Baire space definitions and equivalents I have seen some equivalents of Baire space definitions,i.e. Countable intersections of open dense sets is dense and countable union of closed nowhere dense sets has empty interior. In Dugundji's topology, he states this is equivalent to the entire space is of second category in itself, i.e. It is not a countable union of nowhere dense sets. 
I can see this is necessary for a Baire space (nonempty), but is it sufficient as Dugundji claims? I can't seem to prove this.
Thanks
 A: Indeed it is a mistake. If a topological space has a nonempty open Baire subspace, it is of the second category in itself. But if it also has a nonempty meagre open subset, it is not a Baire space.
Thus spaces like $[0,1] \cup \mathbb{Q}$, or the topological sum of a Baire space and a non-Baire space are non-Baire spaces that are of the second category in itself. (See below)
A correct condition would be that every nonempty open subset of $X$ is of the second category (in itself or in $X$, for open subspaces this is equivalent).
Let $X$ a topological space, and $U \subset X$ open.
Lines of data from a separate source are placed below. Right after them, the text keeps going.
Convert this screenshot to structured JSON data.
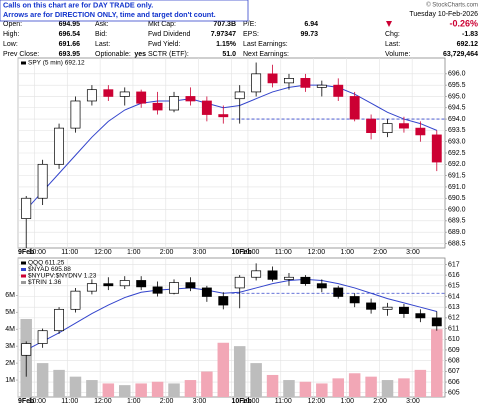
{
  "header": {
    "notice": [
      "Calls on this chart are for DAY TRADE only.",
      "Arrows are for DIRECTION ONLY, time and target don't count."
    ],
    "stats": [
      [
        [
          "Open:",
          "694.95"
        ],
        [
          "High:",
          "696.54"
        ],
        [
          "Low:",
          "691.66"
        ],
        [
          "Prev Close:",
          "693.95"
        ]
      ],
      [
        [
          "Ask:"
        ],
        [
          "Bid:"
        ],
        [
          "Last:"
        ],
        [
          "Optionable:",
          "yes"
        ]
      ],
      [
        [
          "Mkt Cap:",
          "707.3B"
        ],
        [
          "Fwd Dividend",
          "7.97347"
        ],
        [
          "Fwd Yield:",
          "1.15%"
        ],
        [
          "SCTR (ETF):",
          "51.0"
        ]
      ],
      [
        [
          "P/E:",
          "6.94"
        ],
        [
          "EPS:",
          "99.73"
        ],
        [
          "Last Earnings:"
        ],
        [
          "Next Earnings:"
        ]
      ]
    ],
    "source": "© StockCharts.com",
    "date": "Tuesday 10-Feb-2026",
    "change_pct": "-0.26%",
    "summary": [
      [
        "Chg:",
        "-1.83"
      ],
      [
        "Last:",
        "692.12"
      ],
      [
        "Volume:",
        "63,729,464"
      ]
    ]
  },
  "chart_data": [
    {
      "type": "candlestick",
      "legend": [
        {
          "name": "SPY (5 min) 692.12",
          "color": "#000000"
        }
      ],
      "categories": [
        "9Feb",
        "10:00",
        null,
        "11:00",
        null,
        "12:00",
        null,
        "1:00",
        null,
        "2:00",
        null,
        "3:00",
        null,
        "10Feb",
        "10:00",
        null,
        "11:00",
        null,
        "12:00",
        null,
        "1:00",
        null,
        "2:00",
        null,
        "3:00",
        null
      ],
      "ohlc": [
        [
          689.6,
          690.6,
          688.3,
          690.5
        ],
        [
          690.5,
          692.2,
          690.2,
          692.0
        ],
        [
          692.0,
          693.8,
          691.8,
          693.6
        ],
        [
          693.6,
          695.0,
          693.4,
          694.8
        ],
        [
          694.8,
          695.5,
          694.6,
          695.3
        ],
        [
          695.3,
          695.5,
          694.8,
          695.0
        ],
        [
          695.0,
          695.4,
          694.6,
          695.2
        ],
        [
          695.2,
          695.3,
          694.5,
          694.7
        ],
        [
          694.7,
          695.2,
          694.2,
          694.4
        ],
        [
          694.4,
          695.2,
          694.3,
          695.0
        ],
        [
          695.0,
          695.4,
          694.6,
          694.8
        ],
        [
          694.8,
          695.0,
          693.9,
          694.2
        ],
        [
          694.2,
          694.6,
          693.8,
          694.1
        ],
        [
          694.9,
          695.5,
          693.8,
          695.2
        ],
        [
          695.2,
          696.5,
          695.0,
          696.0
        ],
        [
          696.0,
          696.4,
          695.4,
          695.6
        ],
        [
          695.6,
          696.0,
          695.3,
          695.8
        ],
        [
          695.8,
          696.0,
          695.2,
          695.4
        ],
        [
          695.4,
          695.7,
          695.0,
          695.5
        ],
        [
          695.5,
          695.8,
          694.8,
          695.0
        ],
        [
          695.0,
          695.2,
          693.9,
          694.0
        ],
        [
          694.0,
          694.2,
          693.1,
          693.4
        ],
        [
          693.4,
          694.0,
          693.2,
          693.8
        ],
        [
          693.8,
          694.1,
          693.4,
          693.6
        ],
        [
          693.6,
          693.9,
          693.0,
          693.3
        ],
        [
          693.3,
          693.5,
          691.7,
          692.1
        ]
      ],
      "up_color": "#000000",
      "down_color": "#cc0033",
      "ma": {
        "color": "#3344cc",
        "values": [
          690.0,
          690.8,
          691.6,
          692.4,
          693.2,
          693.9,
          694.4,
          694.7,
          694.8,
          694.8,
          694.9,
          694.7,
          694.5,
          694.6,
          694.9,
          695.2,
          695.4,
          695.5,
          695.5,
          695.4,
          695.1,
          694.7,
          694.3,
          694.0,
          693.8,
          693.5
        ]
      },
      "reference_line": {
        "value": 694.0,
        "color": "#3344cc"
      },
      "ylim": [
        688.3,
        696.7
      ],
      "yticks": [
        688.5,
        {
          "value": 689,
          "label": "689.0"
        },
        689.5,
        {
          "value": 690,
          "label": "690.0"
        },
        690.5,
        {
          "value": 691,
          "label": "691.0"
        },
        691.5,
        {
          "value": 692,
          "label": "692.0"
        },
        692.5,
        {
          "value": 693,
          "label": "693.0"
        },
        693.5,
        {
          "value": 694,
          "label": "694.0"
        },
        694.5,
        {
          "value": 695,
          "label": "695.0"
        },
        695.5,
        {
          "value": 696,
          "label": "696.0"
        }
      ],
      "grid": true
    },
    {
      "type": "candlestick",
      "legend": [
        {
          "name": "QQQ 611.25",
          "color": "#000000"
        },
        {
          "name": "$NYAD 695.88",
          "color": "#3344cc"
        },
        {
          "name": "$NYUPV:$NYDNV 1.23",
          "color": "#cc0033"
        },
        {
          "name": "$TRIN 1.36",
          "color": "#999999"
        }
      ],
      "categories": [
        "9Feb",
        "10:00",
        null,
        "11:00",
        null,
        "12:00",
        null,
        "1:00",
        null,
        "2:00",
        null,
        "3:00",
        null,
        "10Feb",
        "10:00",
        null,
        "11:00",
        null,
        "12:00",
        null,
        "1:00",
        null,
        "2:00",
        null,
        "3:00",
        null
      ],
      "ohlc": [
        [
          608.5,
          609.8,
          606.5,
          609.6
        ],
        [
          609.6,
          611.0,
          609.2,
          610.8
        ],
        [
          610.8,
          613.0,
          610.5,
          612.8
        ],
        [
          612.8,
          614.8,
          612.5,
          614.5
        ],
        [
          614.5,
          615.6,
          614.2,
          615.2
        ],
        [
          615.2,
          615.8,
          614.6,
          615.0
        ],
        [
          615.0,
          615.9,
          614.7,
          615.5
        ],
        [
          615.5,
          615.9,
          614.6,
          614.9
        ],
        [
          614.9,
          615.4,
          614.0,
          614.3
        ],
        [
          614.3,
          615.6,
          614.2,
          615.3
        ],
        [
          615.3,
          615.8,
          614.5,
          614.8
        ],
        [
          614.8,
          615.0,
          613.5,
          614.0
        ],
        [
          614.0,
          614.4,
          612.8,
          613.2
        ],
        [
          614.8,
          616.0,
          612.9,
          615.8
        ],
        [
          615.8,
          617.1,
          615.5,
          616.4
        ],
        [
          616.4,
          616.8,
          615.4,
          615.6
        ],
        [
          615.6,
          616.2,
          615.0,
          615.8
        ],
        [
          615.8,
          616.0,
          615.0,
          615.2
        ],
        [
          615.2,
          615.6,
          614.4,
          614.8
        ],
        [
          614.8,
          615.0,
          613.8,
          614.0
        ],
        [
          614.0,
          614.3,
          613.0,
          613.4
        ],
        [
          613.4,
          613.8,
          612.4,
          612.8
        ],
        [
          612.8,
          613.4,
          612.2,
          613.0
        ],
        [
          613.0,
          613.3,
          612.0,
          612.4
        ],
        [
          612.4,
          612.8,
          611.6,
          612.0
        ],
        [
          612.0,
          612.6,
          610.8,
          611.25
        ]
      ],
      "up_color": "#000000",
      "down_color": "#000000",
      "ma": {
        "color": "#3344cc",
        "values": [
          609.0,
          609.8,
          610.6,
          611.5,
          612.4,
          613.2,
          613.9,
          614.4,
          614.6,
          614.7,
          614.8,
          614.6,
          614.3,
          614.4,
          614.8,
          615.2,
          615.5,
          615.6,
          615.5,
          615.2,
          614.8,
          614.3,
          613.8,
          613.4,
          613.0,
          612.6
        ]
      },
      "reference_line": {
        "value": 614.3,
        "color": "#3344cc"
      },
      "volume": {
        "axis": "y2",
        "up_color": "#bdbdbd",
        "down_color": "#f2a7b6",
        "values": [
          4600000,
          2000000,
          1600000,
          1200000,
          1000000,
          800000,
          700000,
          800000,
          900000,
          800000,
          1000000,
          1500000,
          3200000,
          3000000,
          2000000,
          1300000,
          1000000,
          900000,
          800000,
          1100000,
          1400000,
          1200000,
          1000000,
          1100000,
          1600000,
          4000000
        ]
      },
      "ylim": [
        604.6,
        617.6
      ],
      "yticks": [
        605,
        606,
        607,
        608,
        609,
        610,
        611,
        612,
        613,
        614,
        615,
        616,
        617
      ],
      "y2lim": [
        0,
        8200000
      ],
      "y2ticks": [
        {
          "value": 1000000,
          "label": "1M"
        },
        {
          "value": 2000000,
          "label": "2M"
        },
        {
          "value": 3000000,
          "label": "3M"
        },
        {
          "value": 4000000,
          "label": "4M"
        },
        {
          "value": 5000000,
          "label": "5M"
        },
        {
          "value": 6000000,
          "label": "6M"
        }
      ],
      "grid": true
    }
  ]
}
If $N\subset X$ is nowhere dense in $X$, then $N\cap U$ is nowhere dense in $U$. For suppose $V := \operatorname{int}_U(\operatorname{cl}_U(N\cap U)) \neq \varnothing$. Since $U$ is open, $V$ is also open in $X$, and $V \subset \operatorname{cl}_U(N\cap U) = \operatorname{cl}_X(N) \cap U \subset \operatorname{cl}_X(N)$, so if $N\cap U$ is not nowhere dense in $U$, then $N$ is not nowhere dense in $X$. And if $N \subset U$ is nowhere dense in $U$, then $N$ is nowhere dense in $X$. For if $V := \operatorname{int}_X(\operatorname{cl}_X(N)) \neq \varnothing$, then $V\cap U \neq \varnothing$ (since $\operatorname{cl}_X(N) \subset \operatorname{cl}_X(U)$), and $V\cap U \subset \operatorname{cl}_U(N)$, so then $N$ is not nowhere dense in $U$.
From that it follows that every open subspace of a Baire space is itself a Baire space, and that every space that has a nonempty open Baire subspace is of the second category in itself.